Sei solo? Sì, ma scrivo e mi consolo.

Leggo oggi su “Domenica” de “Il Sole 24 ore” che Max Frisch annotava sul suo Frammenti di un  terzo diario:  “Ho davvero qualcosa da dire?”.

Avere qualcosa da dire in fondo potrebbe essere la risposta dirimente alla domanda che ci siamo posti nell’ articolo precedente “Perché scrivi?”. Orientare il dubbio dal perché si scrive all’avere o non avere materia per scrivere. E percepire la scrittura inadeguata.

Continuo a leggere l’articolo di Bajani che cita Frisch: “Che cosa può, la scrittura, di fronte a un mondo che si spacca, che si sbriciola, che è a rischio di autodistruzione, se non organizzarsi in frammenti?”    Scrive Bajani che Frisch di fronte a una frantumazione divenuta parossistica risponde opponendo sì una forma, ma che non è più in grado di governare nulla:

“La scrittura come legittima difesa contro l’esperienza dell’impotenza. Se ci riesce anche solo la forma di un’unica frase quanto poco ci tocca ciò che di enorme e informe ci cova nell’anima e ci minaccia all’intorno! Riusciamo a sopportare il mondo, perfino quello reale, a gettare uno sguardo nella sua follia; vi riusciamo nella folle speranza che il caos si lasci ordinare, si lasci comporre come una frase, e la forma, ovunque la si realizzi, ha una virtù di consolarci che non ha uguali”. Frisch assegna una funzione con-solatoria alla scrittura, scrivere per non sentirsi soli, gettati nel caos del mondo, e Bajani chiude il suo articolo su Frisch così:

“Stiamo lì, piegati, fetali per difesa e non più per nascita, difendendo le parti più fragili, e poi mandando messaggi di poche lettere, di pochi caratteri, con la consolazione illusoria di esserci riparati dentro a una parola come dentro a un portone quando fuori infuria la bufera”.

P.S.

Incastonato dal menabò all’interno dell’articolo di Bajani c’è un trafiletto che dà notizia di un’iniziativa editoriale. Una nuova collana ebook Laurana Reloaded dedicata al recupero della migliore narrativa italiana comparsa tra gli anni ’90 e i 2000. I primi tre saranno: Forme d’onda di Dario Voltolini (1996), Il mostro di Vigevano di Piersandro Pallavicini (1999), Sono l’ultimo a scendere di Giulio Mozzi (2009).

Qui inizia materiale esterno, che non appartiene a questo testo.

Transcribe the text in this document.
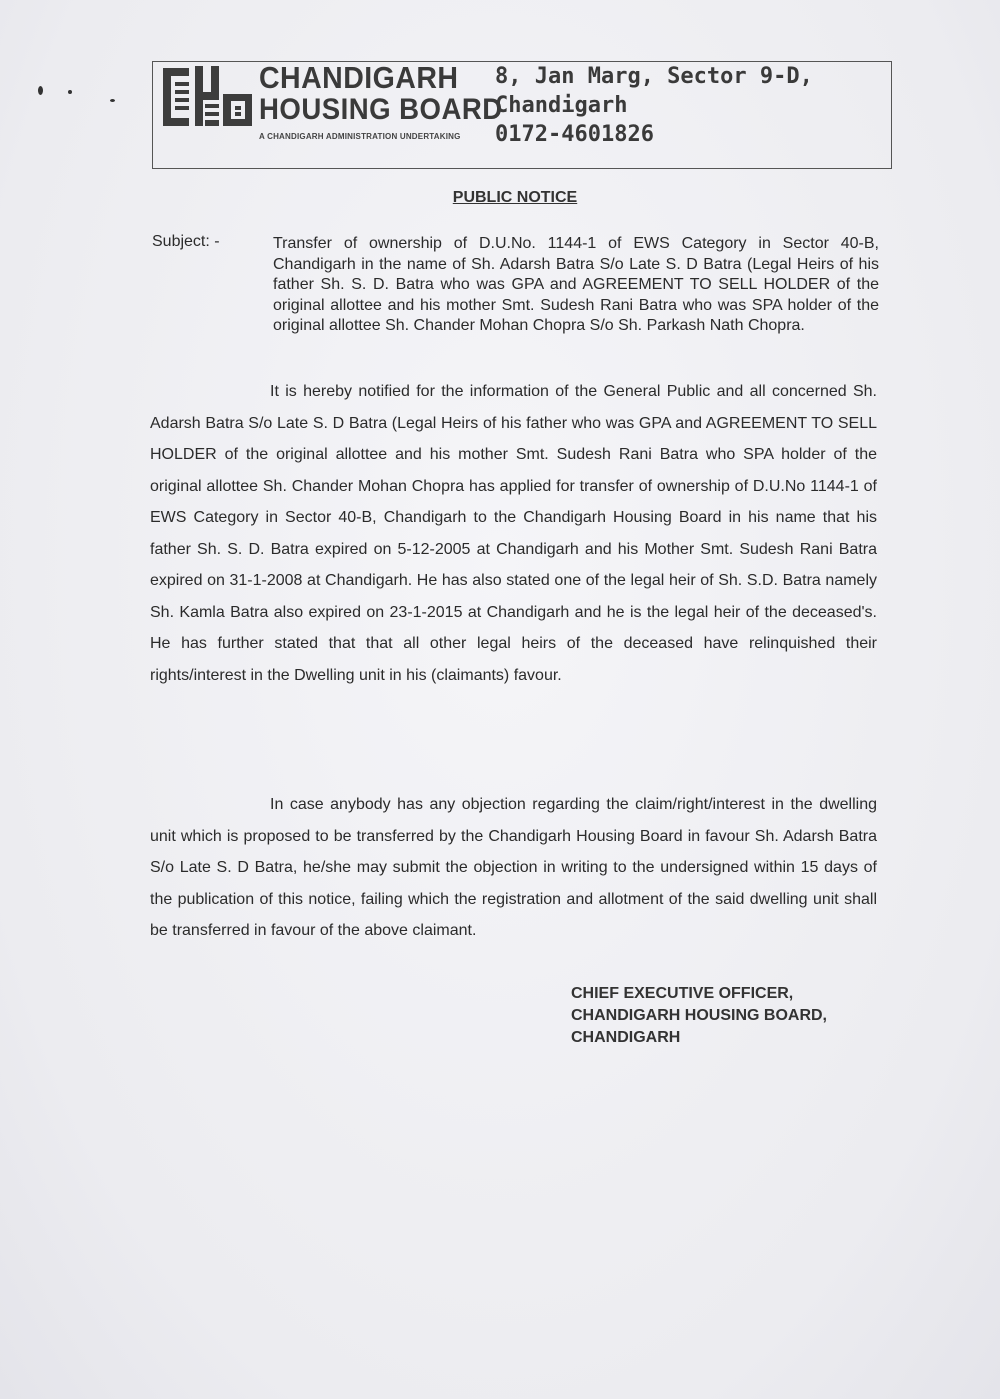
CHANDIGARH
HOUSING BOARD
A CHANDIGARH ADMINISTRATION UNDERTAKING
8, Jan Marg, Sector 9-D,
Chandigarh
0172-4601826
PUBLIC NOTICE
Subject: -	Transfer of ownership of D.U.No. 1144-1 of EWS Category in Sector 40-B, Chandigarh in the name of Sh. Adarsh Batra S/o Late S. D Batra (Legal Heirs of his father Sh. S. D. Batra who was GPA and AGREEMENT TO SELL HOLDER of the original allottee and his mother Smt. Sudesh Rani Batra who was SPA holder of the original allottee Sh. Chander Mohan Chopra S/o Sh. Parkash Nath Chopra.
It is hereby notified for the information of the General Public and all concerned Sh. Adarsh Batra S/o Late S. D Batra (Legal Heirs of his father who was GPA and AGREEMENT TO SELL HOLDER of the original allottee and his mother Smt. Sudesh Rani Batra who SPA holder of the original allottee Sh. Chander Mohan Chopra has applied for transfer of ownership of D.U.No 1144-1 of EWS Category in Sector 40-B, Chandigarh to the Chandigarh Housing Board in his name that his father Sh. S. D. Batra expired on 5-12-2005 at Chandigarh and his Mother Smt. Sudesh Rani Batra expired on 31-1-2008 at Chandigarh. He has also stated one of the legal heir of Sh. S.D. Batra namely Sh. Kamla Batra also expired on 23-1-2015 at Chandigarh and he is the legal heir of the deceased's. He has further stated that that all other legal heirs of the deceased have relinquished their rights/interest in the Dwelling unit in his (claimants) favour.
In case anybody has any objection regarding the claim/right/interest in the dwelling unit which is proposed to be transferred by the Chandigarh Housing Board in favour Sh. Adarsh Batra S/o Late S. D Batra, he/she may submit the objection in writing to the undersigned within 15 days of the publication of this notice, failing which the registration and allotment of the said dwelling unit shall be transferred in favour of the above claimant.
CHIEF EXECUTIVE OFFICER,
CHANDIGARH HOUSING BOARD,
CHANDIGARH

2 pensieri su “Sei solo? Sì, ma scrivo e mi consolo.

  1. Marianna

    Pamuk, scrive per essere felice…io scrivo per non essere troppo triste. Forse come punto di partenza è meno solare però, per me funziona. Ci sono stati momenti in cui ho scritto per fare un regalo (se poi è piaciuto o no, non saprei dirlo). Altre volte per restituire una storia. Credo che ognuno di noi, a seconda del momento di vita, scriva per urgenze diverse. A volte scrivo perchè altro non so fare (ed anche la scrittura a tratti mi diventa scialba). Quando sono troppo felice scrivo poco, perchè in quei momenti vivo molto e non ho tempo per fermarmi. Anche quando sono troppo triste scrivo poco, perchè l’inerzia s’impossessa di me e mi rende apatica trasformando la scrittura in un’azione difficile. Se prima di diventare toppo triste sto scrivendo, quella sensazione nera non mi catturerà ed io sarò fiera della mia paginetta. Quindi la scrittura è anche un equilibrio tra istanti. Ed io scrivo per catturarlo e restituirlo a qualcuno che lo desidera.

  2. Paolo Gallina Autore articolo

    Se sei troppo felice o troppo triste non scrivi o scrivi poco.
    In medio stat virtus. Mi verrebbe di augurarti di essere sempre mediamente felice o mediamente triste, così scriveresti molto. “In medio stat virtus” mi richiama un intervento critico di Meneghello sulle Lezioni americane di Calvino, intitolato La virtù senza nome (apparso nella Materia di Reading e altri reperti, Rizzoli, 1997)
    “C’è una qualità delle scritture letterarie che considero suprema, la più rara di tutte, la più preziosa. Purtroppo trovo che è praticamente impossibile definirla e perfino darle un nome. Sarebbe come fornire la definizione stessa della capacità di “scrivere”: di scrivere in modo creativo (…). Un nome almeno provvisorio, per questa percepita qualità suprema dello scrivere e del pensare? Non l’ho mai trovato, meglio lasciarla innominata”.